I have a total population of several hundred houses, which have different sizes, prices, and ages.

I want to be able to select a random sample, of a few dozen or so houses, and test how representative they are of the entire portfolio. Critically, I want the comparisons to be across all the variables, not just comparing prices for example. Is there some sort of test which will give me a P value on how confident I am that my random sample is representative of the portfolio?

I'm sure this is probably a trivial question, but I'm a novice statistician, and was hoping for some advice on the best way to do this.

Thank you kindly.

**Contents**hide

#### Best Answer

You have several choices: multivariate analysis of variance (MANOVA), logistic regression, and discriminant analysis might all work. Using any of these you could test how well the features (size, price, age, etc.) can discriminate between each subset of houses. You will be able to obtain a *p*-value telling to what extent group differences exist that are unusual given the fact that both groups were chosen randomly from the same population.

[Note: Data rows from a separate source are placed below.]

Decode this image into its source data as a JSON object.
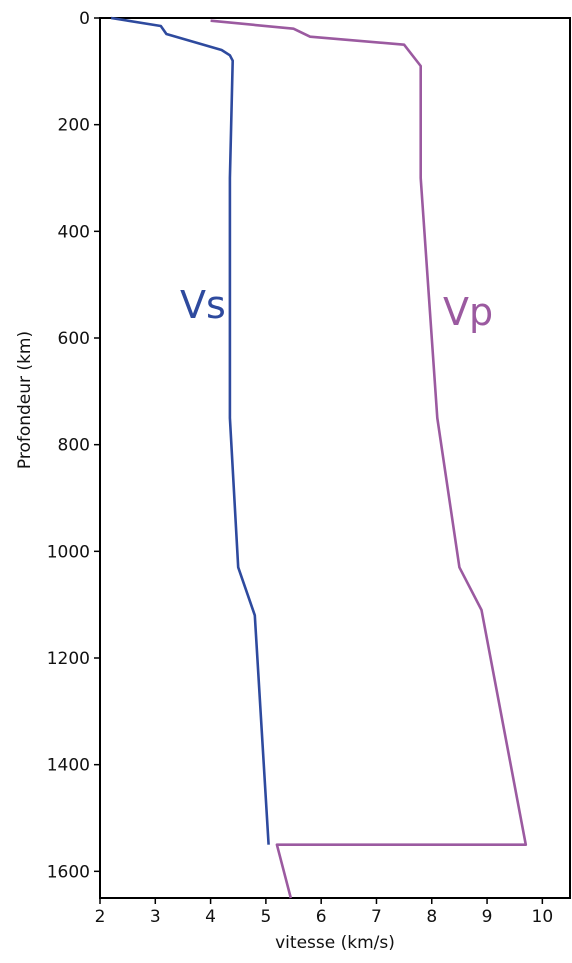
{
  "chart_data": {
    "type": "line",
    "xlabel": "vitesse (km/s)",
    "ylabel": "Profondeur (km)",
    "xlim": [
      2,
      10.5
    ],
    "ylim": [
      0,
      1650
    ],
    "y_inverted": true,
    "x_ticks": [
      2,
      3,
      4,
      5,
      6,
      7,
      8,
      9,
      10
    ],
    "y_ticks": [
      0,
      200,
      400,
      600,
      800,
      1000,
      1200,
      1400,
      1600
    ],
    "grid": false,
    "series": [
      {
        "name": "Vs",
        "color": "#2e4a9e",
        "points": [
          [
            2.2,
            0
          ],
          [
            3.1,
            15
          ],
          [
            3.2,
            30
          ],
          [
            4.2,
            60
          ],
          [
            4.35,
            70
          ],
          [
            4.4,
            80
          ],
          [
            4.35,
            300
          ],
          [
            4.35,
            750
          ],
          [
            4.5,
            1030
          ],
          [
            4.8,
            1120
          ],
          [
            5.05,
            1550
          ]
        ]
      },
      {
        "name": "Vp",
        "color": "#9b5aa0",
        "points": [
          [
            4.0,
            5
          ],
          [
            5.5,
            20
          ],
          [
            5.8,
            35
          ],
          [
            7.5,
            50
          ],
          [
            7.8,
            90
          ],
          [
            7.8,
            300
          ],
          [
            8.1,
            750
          ],
          [
            8.5,
            1030
          ],
          [
            8.9,
            1110
          ],
          [
            9.7,
            1550
          ],
          [
            5.2,
            1550
          ],
          [
            5.45,
            1650
          ]
        ]
      }
    ]
  }
}
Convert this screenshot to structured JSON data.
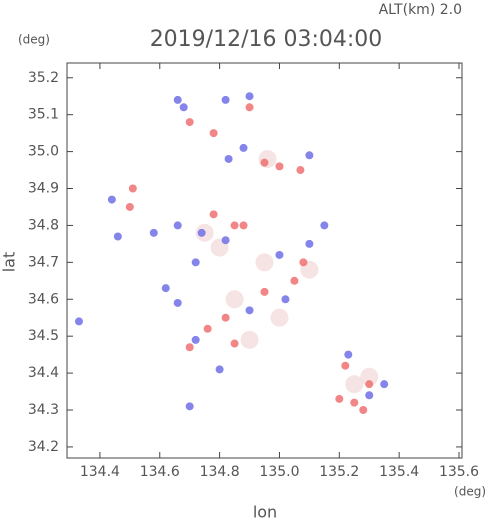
{
  "chart_data": {
    "type": "scatter",
    "title": "2019/12/16 03:04:00",
    "altitude_label": "ALT(km)  2.0",
    "y_unit": "(deg)",
    "x_unit": "(deg)",
    "xlabel": "lon",
    "ylabel": "lat",
    "xlim": [
      134.29,
      135.61
    ],
    "ylim": [
      34.17,
      35.24
    ],
    "xticks": [
      134.4,
      134.6,
      134.8,
      {
        "value": 135.0,
        "label": "135.0"
      },
      135.2,
      135.4,
      135.6
    ],
    "yticks": [
      34.2,
      34.3,
      34.4,
      34.5,
      34.6,
      34.7,
      34.8,
      34.9,
      {
        "value": 35.0,
        "label": "35.0"
      },
      35.1,
      35.2
    ],
    "series": [
      {
        "color": "#f4dede",
        "x": [
          134.75,
          134.8,
          135.25,
          135.3,
          134.9,
          135.0,
          134.96,
          135.1,
          134.95,
          134.85
        ],
        "y": [
          34.78,
          34.74,
          34.37,
          34.39,
          34.49,
          34.55,
          34.98,
          34.68,
          34.7,
          34.6
        ]
      },
      {
        "color": "#f07070",
        "x": [
          134.7,
          134.78,
          134.9,
          134.95,
          135.0,
          135.07,
          134.5,
          134.51,
          134.78,
          134.85,
          134.88,
          134.82,
          134.85,
          134.7,
          134.95,
          135.05,
          135.08,
          135.2,
          135.25,
          135.3,
          135.22,
          134.76,
          135.28
        ],
        "y": [
          35.08,
          35.05,
          35.12,
          34.97,
          34.96,
          34.95,
          34.85,
          34.9,
          34.83,
          34.8,
          34.8,
          34.55,
          34.48,
          34.47,
          34.62,
          34.65,
          34.7,
          34.33,
          34.32,
          34.37,
          34.42,
          34.52,
          34.3
        ]
      },
      {
        "color": "#6f6fe8",
        "x": [
          134.68,
          134.66,
          134.82,
          134.9,
          134.88,
          134.83,
          135.1,
          134.44,
          134.46,
          134.58,
          134.66,
          134.74,
          134.82,
          134.72,
          134.62,
          134.66,
          134.33,
          134.72,
          134.8,
          135.0,
          135.02,
          135.1,
          135.15,
          135.35,
          135.3,
          135.23,
          134.9,
          134.7
        ],
        "y": [
          35.12,
          35.14,
          35.14,
          35.15,
          35.01,
          34.98,
          34.99,
          34.87,
          34.77,
          34.78,
          34.8,
          34.78,
          34.76,
          34.7,
          34.63,
          34.59,
          34.54,
          34.49,
          34.41,
          34.72,
          34.6,
          34.75,
          34.8,
          34.37,
          34.34,
          34.45,
          34.57,
          34.31
        ]
      }
    ]
  }
}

[EDIT] It's not as if that *p*-value will help you decide *whether* chance was at play — you'll know that it was, having sampled randomly. But in your case, the *p* will, indirectly, say something about the magnitude of the differences. Problem is, it'll be highly affected by sample size, so you might be better off assessing the magnitude of those differences directly. I.e., you can simply ask how large is the group difference in mean size, price, age, etc. — probably in terms of an effect-size indicator such as Cohen's *d*. This will express a mean difference while taking into account the within-group variability.

You might also want to look into measures of similarity or of distance. There are many methods of characterizing distance in multivariate space.